I got this as a freebie when I bought another product. It's a very strange magazine. I doubt that I'll subscribe after my free year is over, but pick up a copy and judge for yourself.
Sadly, its time has passed.
I used to love Wired, and read every issue cover-to-cover. Unfortunately, it's now just a shadow of its former self. Since being sold to Conde Nast publications (or even before?), Wired has been stripped of its meat and transformed into even more of an ad-laden pseudo-catalog than it once was. The irony of the title has become even more obvious as online forums and publications have matured while Wired's writing has lost its urgency and its ad/content ratio has degraded. Unless you're looking for a catalog of geek toys to flip through, your money is better spent elsewhere.
Bulky, eye-catching ads, but not much content
Wired always seems to have a pulse on what's happening in the "New Economy". However, I found most of the articles to be long-winded and not too insightful. The magazine has a hip image, great cutting edge ads, but I'd prefer Red Herring anyday. It seems like a lot to pay for a magazine that has so many ads.
Very naive writers but occasionally has an excellent article.
I have to say that I get my copy of Wired for free. It is simply not worth subscribing to. Why? The writers either fawn excessively over some product or person or they are so naive that they believe anything a celebrity/writer/etc tells them. You could sell them just about any story as real even if it was about aliens in Roswell. I have never encountered a magazine that continually passes off truths based on total hearsay. Ex; the story about Facebook and the movie was ludicrous to say the least. On the other hand, Wired usually have at least one interesting article in each magazine. As such if you can get a subscription cheap enough, it might be worth it.
Needle in a Haystack
After reading many interesting articles on the Wired website, I figured I'd try the magazine since it is cheap. I won't be renewing that subscription.
There ARE some genuinely interesting, informative, etc articles in the magazine.
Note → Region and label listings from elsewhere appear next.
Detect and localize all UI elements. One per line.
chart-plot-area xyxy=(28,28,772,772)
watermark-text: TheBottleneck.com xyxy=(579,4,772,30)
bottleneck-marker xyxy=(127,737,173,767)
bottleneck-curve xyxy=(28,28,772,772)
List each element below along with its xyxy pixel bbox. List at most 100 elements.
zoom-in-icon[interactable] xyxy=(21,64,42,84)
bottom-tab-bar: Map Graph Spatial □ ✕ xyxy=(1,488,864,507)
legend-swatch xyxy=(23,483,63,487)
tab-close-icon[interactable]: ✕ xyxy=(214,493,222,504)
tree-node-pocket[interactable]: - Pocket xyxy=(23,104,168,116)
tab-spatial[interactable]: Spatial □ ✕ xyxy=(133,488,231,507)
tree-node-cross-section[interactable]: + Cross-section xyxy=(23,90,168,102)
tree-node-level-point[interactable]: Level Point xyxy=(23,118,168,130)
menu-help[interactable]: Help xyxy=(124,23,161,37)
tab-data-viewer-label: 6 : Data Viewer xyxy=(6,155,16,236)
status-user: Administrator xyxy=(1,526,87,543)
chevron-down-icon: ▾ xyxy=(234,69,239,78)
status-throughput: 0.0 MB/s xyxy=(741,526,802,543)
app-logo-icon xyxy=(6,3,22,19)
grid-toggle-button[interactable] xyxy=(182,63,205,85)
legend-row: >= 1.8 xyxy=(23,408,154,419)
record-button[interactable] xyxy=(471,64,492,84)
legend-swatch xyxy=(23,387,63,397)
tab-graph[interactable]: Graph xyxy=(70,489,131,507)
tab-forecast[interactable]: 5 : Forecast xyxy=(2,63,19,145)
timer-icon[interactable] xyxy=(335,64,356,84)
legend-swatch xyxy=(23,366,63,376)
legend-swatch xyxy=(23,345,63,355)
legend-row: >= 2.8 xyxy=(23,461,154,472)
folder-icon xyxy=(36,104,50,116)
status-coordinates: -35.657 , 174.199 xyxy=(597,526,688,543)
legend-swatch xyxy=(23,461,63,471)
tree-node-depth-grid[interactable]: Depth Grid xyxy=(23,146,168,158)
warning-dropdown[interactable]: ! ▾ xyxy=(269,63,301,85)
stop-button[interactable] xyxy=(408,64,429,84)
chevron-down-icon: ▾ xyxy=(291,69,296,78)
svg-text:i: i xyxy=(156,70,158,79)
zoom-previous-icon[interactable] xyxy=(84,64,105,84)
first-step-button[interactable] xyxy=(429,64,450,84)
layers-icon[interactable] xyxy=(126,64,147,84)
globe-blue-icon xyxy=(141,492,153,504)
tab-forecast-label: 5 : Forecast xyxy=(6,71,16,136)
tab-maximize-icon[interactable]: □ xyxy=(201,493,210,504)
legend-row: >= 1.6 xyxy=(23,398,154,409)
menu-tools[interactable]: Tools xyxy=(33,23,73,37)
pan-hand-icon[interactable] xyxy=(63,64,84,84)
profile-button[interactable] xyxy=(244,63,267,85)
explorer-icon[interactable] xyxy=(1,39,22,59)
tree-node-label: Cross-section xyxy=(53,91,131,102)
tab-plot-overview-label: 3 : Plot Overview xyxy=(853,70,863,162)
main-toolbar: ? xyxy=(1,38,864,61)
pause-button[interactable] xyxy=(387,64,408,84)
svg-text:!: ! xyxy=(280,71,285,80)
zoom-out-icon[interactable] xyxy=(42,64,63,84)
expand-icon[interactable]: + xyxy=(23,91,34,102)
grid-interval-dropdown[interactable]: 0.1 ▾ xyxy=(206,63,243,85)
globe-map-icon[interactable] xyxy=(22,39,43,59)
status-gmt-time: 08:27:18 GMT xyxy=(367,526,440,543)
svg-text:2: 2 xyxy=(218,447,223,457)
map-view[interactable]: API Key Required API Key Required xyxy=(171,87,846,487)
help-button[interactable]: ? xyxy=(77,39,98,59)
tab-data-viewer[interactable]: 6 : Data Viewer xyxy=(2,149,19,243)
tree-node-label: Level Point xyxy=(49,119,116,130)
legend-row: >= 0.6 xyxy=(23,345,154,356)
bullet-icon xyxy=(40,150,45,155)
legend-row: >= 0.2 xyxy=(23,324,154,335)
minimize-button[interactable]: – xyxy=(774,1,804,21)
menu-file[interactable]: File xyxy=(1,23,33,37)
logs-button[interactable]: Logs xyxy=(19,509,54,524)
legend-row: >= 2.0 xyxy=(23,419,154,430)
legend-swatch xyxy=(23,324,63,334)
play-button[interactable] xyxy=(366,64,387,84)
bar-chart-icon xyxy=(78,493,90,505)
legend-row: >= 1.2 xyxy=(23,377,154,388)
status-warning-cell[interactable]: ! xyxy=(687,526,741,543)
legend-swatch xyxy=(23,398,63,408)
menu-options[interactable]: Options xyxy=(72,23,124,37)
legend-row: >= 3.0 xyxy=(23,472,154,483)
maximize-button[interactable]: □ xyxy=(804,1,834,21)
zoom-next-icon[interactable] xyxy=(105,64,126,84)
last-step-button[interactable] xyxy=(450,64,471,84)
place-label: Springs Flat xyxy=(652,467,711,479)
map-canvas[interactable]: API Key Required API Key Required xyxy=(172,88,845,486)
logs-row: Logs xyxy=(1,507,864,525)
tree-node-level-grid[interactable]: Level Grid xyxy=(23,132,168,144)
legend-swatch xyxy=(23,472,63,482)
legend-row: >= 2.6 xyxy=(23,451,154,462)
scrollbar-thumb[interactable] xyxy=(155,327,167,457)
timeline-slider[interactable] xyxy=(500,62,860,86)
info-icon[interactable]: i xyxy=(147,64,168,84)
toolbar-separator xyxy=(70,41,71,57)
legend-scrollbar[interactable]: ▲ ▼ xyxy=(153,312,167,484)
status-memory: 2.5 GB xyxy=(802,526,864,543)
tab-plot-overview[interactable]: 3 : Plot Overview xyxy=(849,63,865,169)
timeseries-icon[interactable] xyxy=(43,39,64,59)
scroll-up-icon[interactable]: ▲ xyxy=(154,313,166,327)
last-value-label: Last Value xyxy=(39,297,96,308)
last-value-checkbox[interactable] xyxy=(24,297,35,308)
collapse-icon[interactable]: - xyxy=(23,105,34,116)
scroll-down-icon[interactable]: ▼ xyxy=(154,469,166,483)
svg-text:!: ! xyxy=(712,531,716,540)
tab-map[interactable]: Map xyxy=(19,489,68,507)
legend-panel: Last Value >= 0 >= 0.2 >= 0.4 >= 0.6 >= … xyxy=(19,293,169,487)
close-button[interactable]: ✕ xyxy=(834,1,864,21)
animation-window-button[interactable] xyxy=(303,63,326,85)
Unfortunately there are only a few such articles and you'll have to wade through myriad ads, fluff, and pretentious rants to find them.
Better off reading only the interesting articles online for free.
too many ads, not one single finished product. what is the point of this magazine? aw yeah, i've heard about the global warming but don't ask me what where why is happening type of no-information? no, thank you, it is a waste of time, and lots of trees...
Whatever Wired may once have been, it no longer is. I've been a sporadic reader for years, but I think that just ended with this month's issue. You know, the one with Martha on the cover. Yes, that Martha.
It may still be the journal of the ADD generation - only about two pieces lasted longer than a two-page spread. The larger part of the magazine looks like flocks of featurelets, up to a half-dozen per page, flying in close formation. The vaguely-connected fragments include sound-bites, factoids, and how-to blurbs for people not real strong on following directions.
One feature distinguished this month's issue from any other magazine I've ever seen: complete unification of content and advertising. There's no clue which is which in the visual style, since the magazine is mostly about selling some ill-defined technological "coolness" anyway. Perhaps as a result, descriptive ads and product-placed articles have grown almost completely together. More than once, I honestly couldn't tell the difference.
Bye-bye, Wired. The next generation of magazines, Seed included, are now doing what you used to do, but maybe better.
-- wiredweird, no relation
too much advertistements
The issue (first one) I got was completely filled with advertisements you had to literally hunt for content.
A magazine about stuff.
Wired is mostly about stuff. Namely stuff you don't have, stuff you can't afford, and stuff that if you do own you aren't using to its full potential. The stuff is so pervasive through the magazine that it's hard to tell ads from articles. And the ads. You have to go through 15 pages of ads just to get to the table of contents. After that it's another 15 pages before you get to any content. The categories are so eclectic you never know what you're getting in each issue. One issue may contain reviews of folding bicycles while another issue will have the beauty secrets of Japanese teens. Online stories from Wired are among the most informative and well researched out there. In the magazine there usually aren't more than 2 that are worth reading. Wired represents traditional print competing with online sources. If you were to open up 20 random web pages, you'll get a pretty good approximation of what Wired is about.
Just Plain Boring
As a self confessed geeky type I was really looking forward to my first issue. Maybe my excitement had built too much during the 3 months it took for the damn thing to arrive, but the first issue was quite disappointing. Give it another chance I thought - second issue arrived today and I have pretty much the same opinion.
So what's the problem - IMHO the magazine has an identity crisis. It tries to be a lot of things (new technology reporter, product reviewer, political commentator) but doesn't quite cut it in any of these categories. As a result it becomes a rather disjointed read. In the end you get bored quickly.